Ich komme, so schnell es geht.“
    Tarzan legte auf, bezahlte das
Ferngespräch und ging zum Tisch zurück, wo Karl — halblaut und mit blitzenden
Augen — gerade einen klugen Vortrag begonnen hatte. Immerhin handelte es sich
um ein unverfängliches Thema. Fanhauser hätte mithören können, war aber ganz
auf seinen Schnaps ausgerichtet — und natürlich voller Erwartung darauf, daß
endlich jemand hereinstürmte und rief: „Fanhauser, deine Scheune brennt.“
    Pustekuchen! dachte Tarzan. Da
kannst du lange warten, Feuerteufel.
    Die Begegnung mit dem
kahlköpfigen Rutengänger war für Karl Anlaß, tief in die Kiste seines Wissens
zu greifen.
    „...war die Wünschelrute im
Mittelalter eine Art Zauberinstrument“ , sagte er gerade, „mit der man sogar
Verbrecher ermittelte: abergläubischer Blödsinn, natürlich. Hokuspokus — schon
was die Vorschriften für die Rute betraf. Sie mußte aus Haselnuß- oder
Weidenholz sein. Und durfte nur zu bestimmten Zeiten vom Baum oder Strauch
geschnitten werden: während der Christmette, in der Silvesternacht, in der
Dreikönigsnacht, am Palmsonntag oder zur Hexenzeit, also in der Walpurgisnacht.

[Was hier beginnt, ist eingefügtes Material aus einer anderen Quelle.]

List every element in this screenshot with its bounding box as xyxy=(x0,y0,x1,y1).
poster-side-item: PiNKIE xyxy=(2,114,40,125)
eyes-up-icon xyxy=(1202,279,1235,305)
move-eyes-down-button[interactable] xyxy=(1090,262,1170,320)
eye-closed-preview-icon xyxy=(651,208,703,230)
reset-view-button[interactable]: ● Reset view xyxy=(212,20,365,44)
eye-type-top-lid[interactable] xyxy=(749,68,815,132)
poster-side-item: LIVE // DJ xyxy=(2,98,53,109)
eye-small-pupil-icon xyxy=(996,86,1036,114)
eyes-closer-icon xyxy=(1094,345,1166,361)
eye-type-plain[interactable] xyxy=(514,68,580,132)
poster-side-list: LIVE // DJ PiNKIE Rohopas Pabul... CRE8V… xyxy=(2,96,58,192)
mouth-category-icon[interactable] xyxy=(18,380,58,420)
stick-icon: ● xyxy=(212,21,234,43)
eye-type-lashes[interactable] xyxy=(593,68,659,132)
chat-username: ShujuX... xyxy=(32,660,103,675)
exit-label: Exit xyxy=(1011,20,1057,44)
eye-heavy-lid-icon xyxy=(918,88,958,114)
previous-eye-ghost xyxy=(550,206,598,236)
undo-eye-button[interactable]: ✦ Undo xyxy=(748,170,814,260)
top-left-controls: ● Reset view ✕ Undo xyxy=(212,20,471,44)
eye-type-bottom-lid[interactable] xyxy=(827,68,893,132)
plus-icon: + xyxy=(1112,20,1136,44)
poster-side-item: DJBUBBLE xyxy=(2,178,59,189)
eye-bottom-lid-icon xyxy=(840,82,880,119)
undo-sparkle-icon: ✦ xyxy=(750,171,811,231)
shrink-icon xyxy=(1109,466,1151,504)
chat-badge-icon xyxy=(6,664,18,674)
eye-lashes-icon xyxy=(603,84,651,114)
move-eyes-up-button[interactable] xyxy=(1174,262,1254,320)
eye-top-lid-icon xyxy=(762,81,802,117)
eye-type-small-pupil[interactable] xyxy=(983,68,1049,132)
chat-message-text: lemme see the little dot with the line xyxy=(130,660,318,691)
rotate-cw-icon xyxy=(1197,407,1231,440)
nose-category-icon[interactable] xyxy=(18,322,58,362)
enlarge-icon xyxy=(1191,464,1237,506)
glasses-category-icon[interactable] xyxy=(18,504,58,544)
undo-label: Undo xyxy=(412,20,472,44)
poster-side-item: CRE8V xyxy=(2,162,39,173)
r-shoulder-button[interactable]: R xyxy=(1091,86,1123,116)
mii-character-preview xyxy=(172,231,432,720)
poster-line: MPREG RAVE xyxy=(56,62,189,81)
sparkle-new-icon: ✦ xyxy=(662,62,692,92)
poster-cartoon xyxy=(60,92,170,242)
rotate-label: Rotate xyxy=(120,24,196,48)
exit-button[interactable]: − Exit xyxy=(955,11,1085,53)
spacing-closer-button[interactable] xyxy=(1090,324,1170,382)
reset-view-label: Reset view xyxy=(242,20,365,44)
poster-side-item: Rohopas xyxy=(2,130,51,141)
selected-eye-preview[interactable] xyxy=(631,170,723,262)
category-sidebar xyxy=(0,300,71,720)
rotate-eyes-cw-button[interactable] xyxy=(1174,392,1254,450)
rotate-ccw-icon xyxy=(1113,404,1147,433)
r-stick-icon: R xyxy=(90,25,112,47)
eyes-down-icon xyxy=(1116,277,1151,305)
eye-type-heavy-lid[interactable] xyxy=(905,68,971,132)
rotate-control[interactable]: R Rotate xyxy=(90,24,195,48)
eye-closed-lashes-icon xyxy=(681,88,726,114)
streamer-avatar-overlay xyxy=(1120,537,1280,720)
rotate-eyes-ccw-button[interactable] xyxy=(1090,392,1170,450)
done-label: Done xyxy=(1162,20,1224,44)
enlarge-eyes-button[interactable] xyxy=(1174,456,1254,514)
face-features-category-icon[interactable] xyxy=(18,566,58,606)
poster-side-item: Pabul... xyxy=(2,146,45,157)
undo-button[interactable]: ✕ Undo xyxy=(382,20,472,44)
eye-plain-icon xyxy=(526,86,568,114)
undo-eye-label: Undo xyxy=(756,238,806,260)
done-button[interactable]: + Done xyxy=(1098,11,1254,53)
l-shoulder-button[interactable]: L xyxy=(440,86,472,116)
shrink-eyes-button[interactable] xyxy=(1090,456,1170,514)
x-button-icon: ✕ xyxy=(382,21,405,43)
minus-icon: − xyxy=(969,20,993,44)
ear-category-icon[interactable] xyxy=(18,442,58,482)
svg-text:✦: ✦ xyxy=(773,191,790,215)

Rutengänger waren in früheren Jahrhunderten hochangesehene Leute. Schließlich
hing von ihren Fähigkeiten ab, daß im Boden lagernde Schätze gefunden wurden:
Wasser, Öl, Erz. Besonders im Bergbau des 17. Jahrhunderts konnte man auf die
Rutler nicht verzichten. Wer sich allerdings irrte und unergiebige Gänge als
Erzgänge angab — sogenannte taube Gänge — , dem wurde die Tätigkeit verboten.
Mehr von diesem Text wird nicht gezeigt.